Paatal Lok Episode 7 Review: Badlands
Paatal Lok completes the origins of its main accused Vishal “Hathoda” Tyagi.
Paatal Lok has been delving into the backstories of almost all its characters, releasing information steadily in layers. We already got a glimpse of the tragedy that befell Vishal Tyagi that caused him to go psycho berserk with killing three teenagers. What we didn’t know about was his subsequent murder spree and the chain of events leading to that. Badlands delivers on that front, bringing Tyagi’s story full circle even as the investigation deepends.
Is it a coincidence that the episode is named after Terrence Mallick’s highly influential and path-breaking 1973 film of the same name? Judging by the intelligence the writers have displayed in their scripts, probably not. Badlands starring Martin Sheen was about the exploits of a killer couple who went on a murderous rampage of sorts, committing brutal killings after another. Minus the better half, the similarities are evident in how Paatal Lok uses this episode to squarely focus on Tyagi and his kill spree.
The Indian Badlands similarly tracks Tyagi’s killing spree. But it doesn’t detail all the 45 kills, giving us a singular sample of how he went about his business. The writers are more fascinated in showing us how he got to that point; how a criminal overlord nicknamed Dulhaniya (Bride, again, a Kill Bill reference?) gave him shelter after his revenge killings and took him under his wing, granting him a life as an assassin in exchange for sparing his own life. The town of Bundelkhand he ends up committing his kills in becomes a metaphorical Badland on its own.
Hathi Ram on his part continues his investigation into the dangerous town of Chitrakoot. The search leads him to uncover Tyagi’s past which is narrated to us via flashbacks. We’re essentially following Hathi Ram and are put into his shoes as we learn about Tyagi with him. The show also makes it a point to draw minor parallels between their journeys as is evident in their liking for dogs; both sympathize for the creatures and become saddened / disappointed at seeing them be hurt by humans, accidentally or otherwise.
Abhishek Banerjee who also happens to be the show’s casting director does a splendid job by casting himself into Tyagi’s role. He’s largely required to display a detached expression of distant coldness with emotional burts but he handles his sequences supremely well and is a revelation. He has that psychopathic glint in his eyes that makes you want to turn in the other direction and displays a merciless hunger to kill that’s often reminiscent of serial killers but also enough humanity to prevent him from going astray always, as his love for dogs makes clear.

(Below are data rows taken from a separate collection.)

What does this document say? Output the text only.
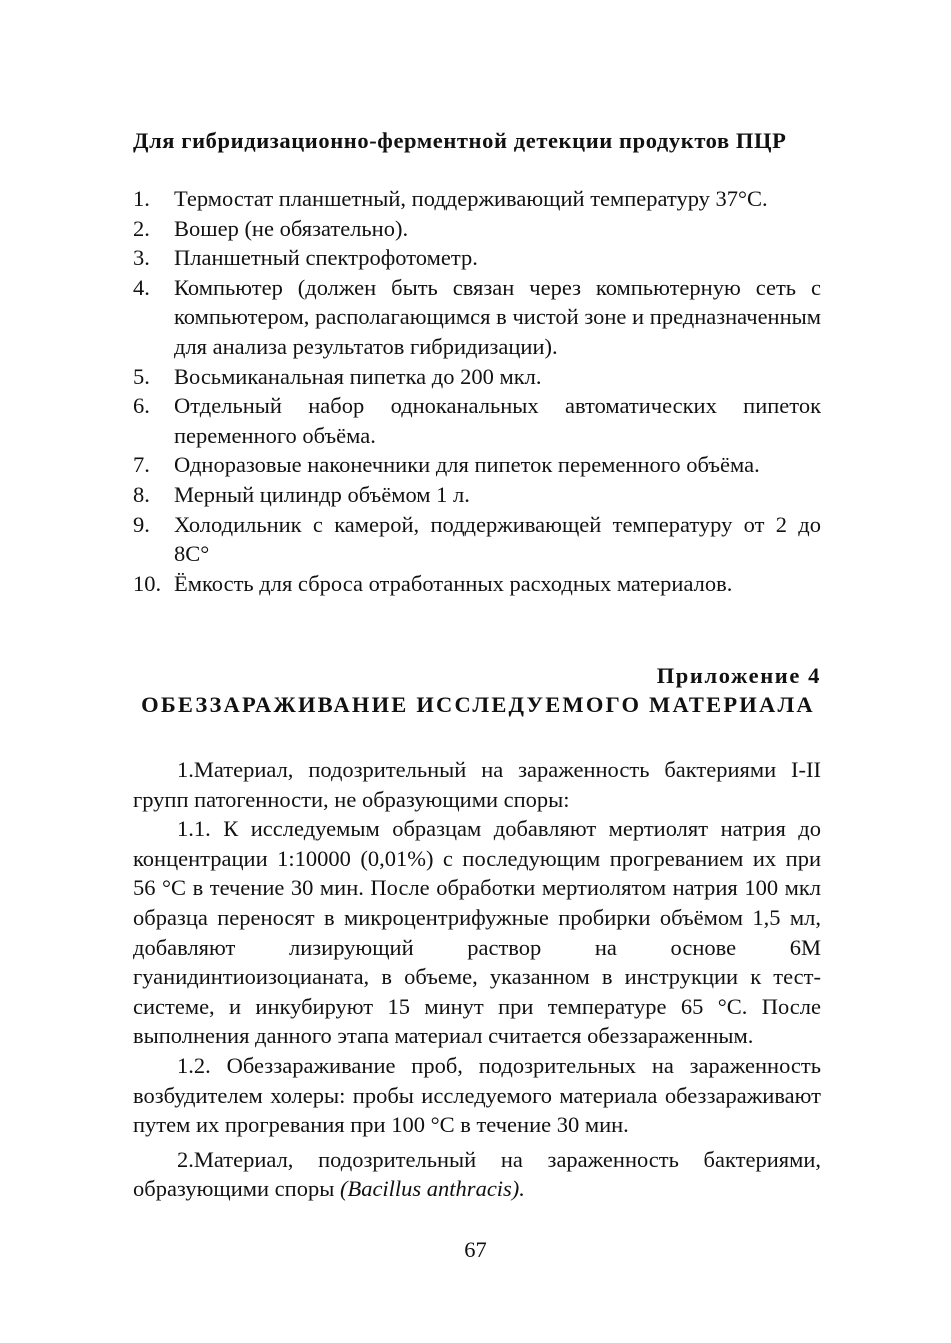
Для гибридизационно-ферментной детекции продуктов ПЦР
1.	Термостат планшетный, поддерживающий температуру 37°С.
2.	Вошер (не обязательно).
3.	Планшетный спектрофотометр.
4.	Компьютер (должен быть связан через компьютерную сеть с компьютером, располагающимся в чистой зоне и предназначенным для анализа результатов гибридизации).
5.	Восьмиканальная пипетка до 200 мкл.
6.	Отдельный набор одноканальных автоматических пипеток переменного объёма.
7.	Одноразовые наконечники для пипеток переменного объёма.
8.	Мерный цилиндр объёмом 1 л.
9.	Холодильник с камерой, поддерживающей температуру от 2 до 8С°
10. Ёмкость для сброса отработанных расходных материалов.
Приложение 4
ОБЕЗЗАРАЖИВАНИЕ ИССЛЕДУЕМОГО МАТЕРИАЛА

1.Материал, подозрительный на зараженность бактериями I-II групп патогенности, не образующими споры:

1.1. К исследуемым образцам добавляют мертиолят натрия до концентрации 1:10000 (0,01%) с последующим прогреванием их при 56 °С в течение 30 мин. После обработки мертиолятом натрия 100 мкл образца переносят в микроцентрифужные пробирки объёмом 1,5 мл, добавляют лизирующий раствор на основе 6М гуанидинтиоизоцианата, в объеме, указанном в инструкции к тест-системе, и инкубируют 15 минут при температуре 65 °С. После выполнения данного этапа материал считается обеззараженным.

1.2. Обеззараживание проб, подозрительных на зараженность возбудителем холеры: пробы исследуемого материала обеззараживают путем их прогревания при 100 °С в течение 30 мин.

2.Материал, подозрительный на зараженность бактериями, образующими споры (Bacillus anthracis).

67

The writers have also been adept at delivering some cracking one-liners, most of which have come through Sanjeev Mehra. By now, it’s clear that the media baron is largely interested in furthering his and his channel’s image at the expense of all relationships. He’s alienated both the women in his life and while Sara has an intern to fend off, his wife Dolly has found solace in, you guessed it, a dog. His PR stunts have managed to boost his TV Channel’s ratings dramatically but at what cost?
That isn’t to say Badlands was all flawless. I personally did feel a bit underwhelmed by the episode although it’s difficult to single out any specific aspect. The CBI investigation has completely fallen by the wayside and their entire modus operandi seems to have been to hand over Sanjeev a TRP boosting revelation. Imran Ansari has also been delegated to the backseat after displaying much promise in the early episodes. And the focus is now singularly on Tyagi who is turning out to be the real criminal as other characters are somewhat left to gather dust.

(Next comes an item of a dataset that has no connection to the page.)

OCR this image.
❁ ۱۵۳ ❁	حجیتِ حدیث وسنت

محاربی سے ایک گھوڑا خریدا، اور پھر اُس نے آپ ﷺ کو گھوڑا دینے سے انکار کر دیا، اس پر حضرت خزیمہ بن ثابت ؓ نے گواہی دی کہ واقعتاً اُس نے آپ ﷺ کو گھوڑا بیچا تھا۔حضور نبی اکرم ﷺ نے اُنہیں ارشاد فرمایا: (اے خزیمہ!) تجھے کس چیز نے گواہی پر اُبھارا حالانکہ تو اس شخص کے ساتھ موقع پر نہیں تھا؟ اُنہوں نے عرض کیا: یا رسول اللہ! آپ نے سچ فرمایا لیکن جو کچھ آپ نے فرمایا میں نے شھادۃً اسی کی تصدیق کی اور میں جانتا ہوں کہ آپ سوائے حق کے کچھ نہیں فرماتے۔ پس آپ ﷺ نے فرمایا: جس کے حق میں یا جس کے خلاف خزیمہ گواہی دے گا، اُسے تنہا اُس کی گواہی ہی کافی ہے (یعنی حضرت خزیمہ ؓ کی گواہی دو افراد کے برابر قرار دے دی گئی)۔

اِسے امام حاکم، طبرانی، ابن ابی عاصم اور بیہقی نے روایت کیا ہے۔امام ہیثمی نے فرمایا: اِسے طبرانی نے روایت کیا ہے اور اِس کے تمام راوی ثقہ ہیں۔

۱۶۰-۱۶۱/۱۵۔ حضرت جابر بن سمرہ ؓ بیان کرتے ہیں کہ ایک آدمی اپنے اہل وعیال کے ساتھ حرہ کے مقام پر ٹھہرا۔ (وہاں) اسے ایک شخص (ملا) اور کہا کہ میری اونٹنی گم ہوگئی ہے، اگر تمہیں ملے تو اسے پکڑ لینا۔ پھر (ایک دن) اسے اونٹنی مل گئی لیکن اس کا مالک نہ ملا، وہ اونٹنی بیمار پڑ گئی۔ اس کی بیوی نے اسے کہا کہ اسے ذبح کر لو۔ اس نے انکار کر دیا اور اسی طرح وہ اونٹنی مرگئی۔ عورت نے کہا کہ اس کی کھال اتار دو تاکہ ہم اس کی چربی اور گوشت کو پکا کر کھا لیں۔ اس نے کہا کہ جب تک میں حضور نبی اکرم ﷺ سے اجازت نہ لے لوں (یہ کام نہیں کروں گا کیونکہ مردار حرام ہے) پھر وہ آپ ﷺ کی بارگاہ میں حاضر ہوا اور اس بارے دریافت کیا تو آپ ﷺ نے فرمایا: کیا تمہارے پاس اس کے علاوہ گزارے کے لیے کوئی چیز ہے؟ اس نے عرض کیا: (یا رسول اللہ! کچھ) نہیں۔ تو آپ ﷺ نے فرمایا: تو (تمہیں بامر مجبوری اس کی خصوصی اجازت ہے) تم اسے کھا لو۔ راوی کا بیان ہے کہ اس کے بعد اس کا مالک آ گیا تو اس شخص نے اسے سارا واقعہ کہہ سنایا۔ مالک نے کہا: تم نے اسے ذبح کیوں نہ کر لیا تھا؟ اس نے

But underwhelming is a term I use loosely. It’s simply that this show has set a new bar of expectations that it can sometimes itself fail to live up to it. All said, the ending packs quite a punch as Hathi Ram delivers perhaps the best line in the series so far. Loosely translated, he’s spent half his life with a father who thought his son was useless and he’s not going to spend the remaining half with a son who thinks the same about his father. What a capper.